Jürgen Doebert war zunächst als Gesprächspsychotherapeut in eigener Praxis im Erstattungsverfahren tätig. Seit Abschluss seiner psychoanalytischen Ausbildung 1986 nimmt er an der psychotherapeutischen Versorgung teil, zunächst noch im Delegationsverfahren, seit dem Psychotherapeutengesetz 1999 als Vertragspsychotherapeut. Im Jahr 2000 wurde er bereits zum ehrenamtlichen Vorstand der Kassenärztlichen Vereinigung Süd-Württemberg gewählt, ehe er 2001 für die Psychotherapeut*innen Mitglied der KBV-Vertreterversammlung wurde. Bei der Integration der Psychotherapeut*innen in die kassenärztlichen Vereinigungen und in die KBV hat er immer wieder erfolgreich Brücken gebaut zwischen verschiedenen Interessengruppen.
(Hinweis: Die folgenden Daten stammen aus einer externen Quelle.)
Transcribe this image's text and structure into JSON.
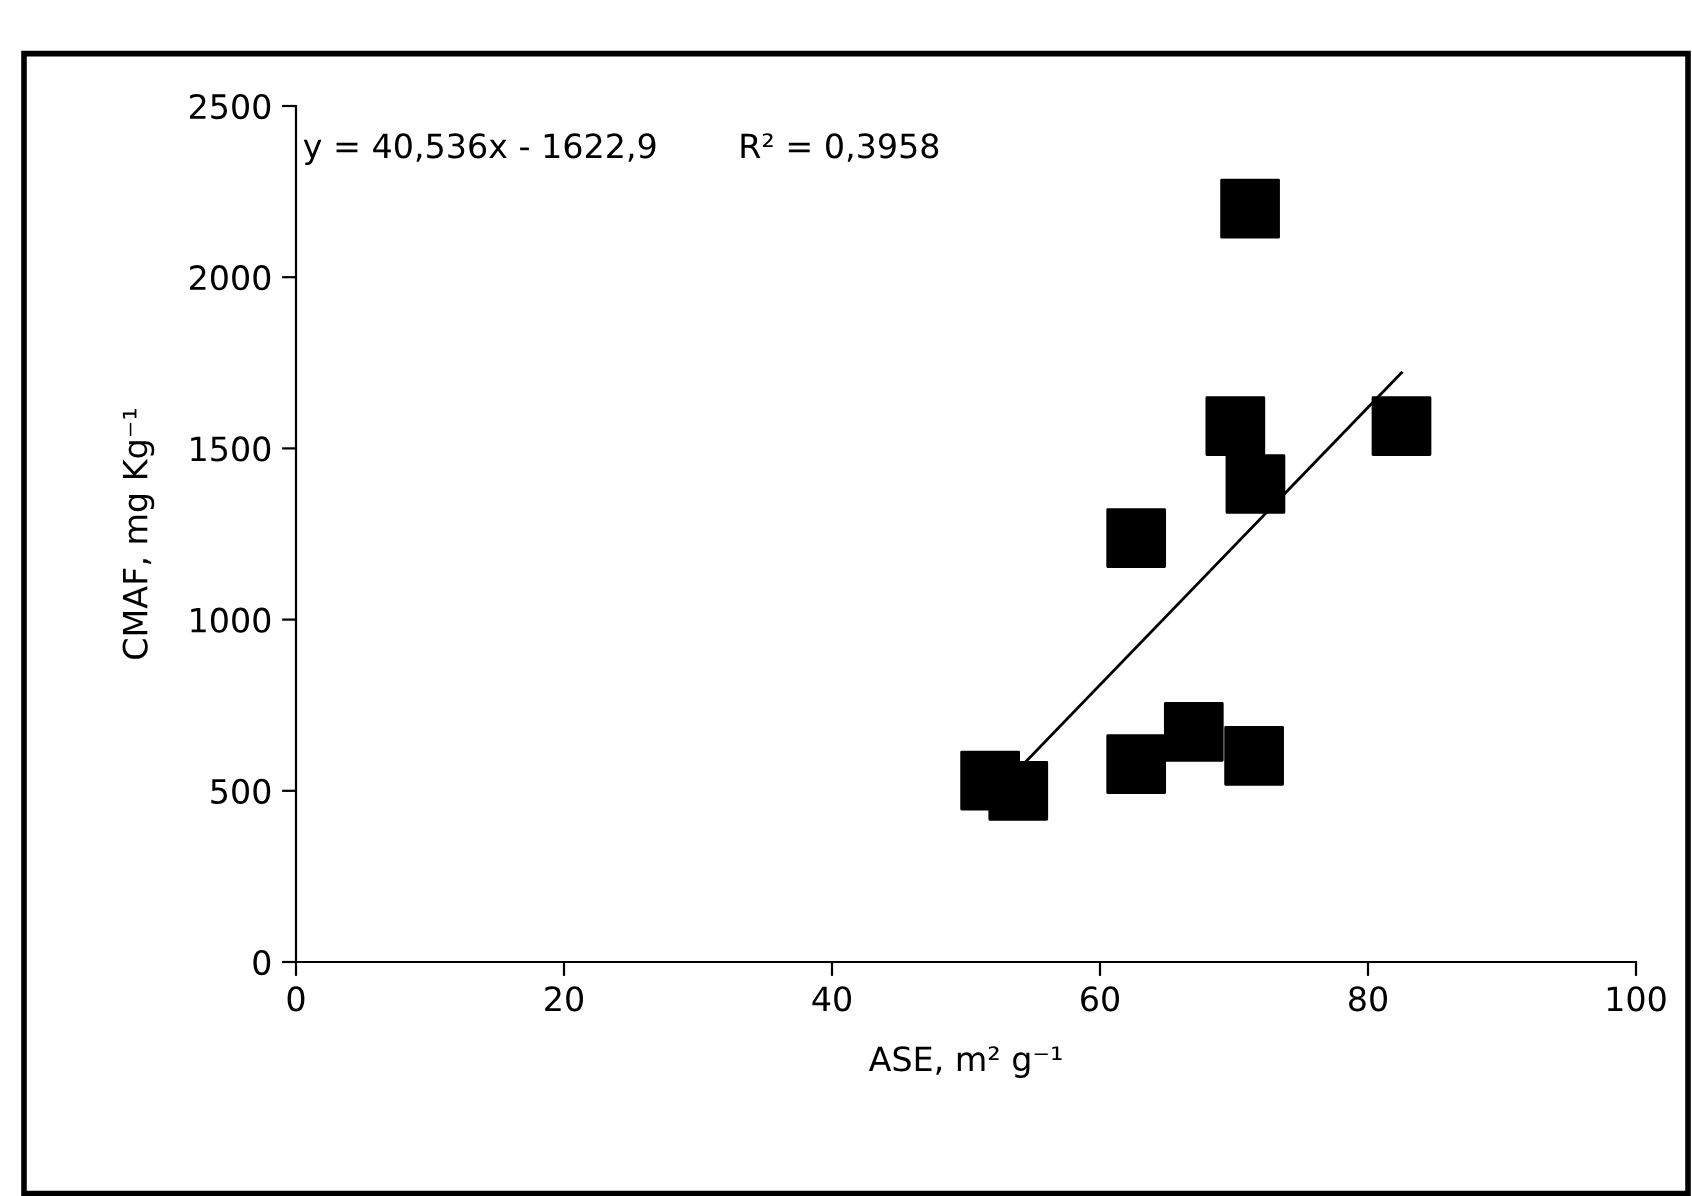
{
  "chart_data": {
    "type": "scatter",
    "xlabel": "ASE, m² g⁻¹",
    "ylabel": "CMAF, mg Kg⁻¹",
    "annotations": [
      "y = 40,536x - 1622,9",
      "R² = 0,3958"
    ],
    "grid": false,
    "legend": false,
    "xlim": [
      0,
      100
    ],
    "xticks": [
      0,
      20,
      40,
      60,
      80,
      100
    ],
    "ylim": [
      0,
      2500
    ],
    "yticks": [
      0,
      500,
      1000,
      1500,
      2000,
      2500
    ],
    "series": [
      {
        "color": "#000000",
        "marker": "square",
        "x": [
          71.2,
          70.1,
          82.5,
          71.6,
          62.7,
          67.0,
          62.7,
          71.5,
          53.9,
          51.8
        ],
        "values": [
          2200,
          1565,
          1565,
          1396,
          1238,
          672,
          578,
          602,
          500,
          530
        ]
      },
      {
        "type": "line",
        "color": "#000000",
        "line_style": "solid",
        "marker": "none",
        "x": [
          53.5,
          82.5
        ],
        "values": [
          546,
          1721
        ]
      }
    ]
  }
}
Er setzte sich in den verschiedenen Gremien der KBV unermüdlich für die Interessen der Psychotherapeut*innen ein, unter anderem als alternierender Vorsitzender des Beratenden Fachausschusses Psychotherapie, als Mitglied des Satzungsausschusses, zusammen mit Dieter Best im Projektausschuss Gebührenordnung und schließlich auch als stellvertretendes Mitglied des Bewertungsausschusses. In der Erkenntnis, dass die Honorarungerechtigkeiten für die Psychotherapeut*innen nicht allein auf dem Verhandlungsweg in der Selbstverwaltung zu beseitigen waren, gehörte er zu den Initiatoren der ersten Klageverfahren an den Sozialgerichten. Diese mündeten schließlich in der Rechtsprechung des Bundessozialgerichts und vermochten zumindest die schlimmsten Honorarungerechtigkeiten für Psychotherapeut*innen deutlich abzumildern.

Darüber hinaus hat sich Jürgen Doebert auch mit seinem Engagement in den Kammern und in der Kooperation mit den psychotherapeutischen Verbänden im Gesprächskreis II für die Psychotherapeut*innen und die Patientenversorgung verdient gemacht.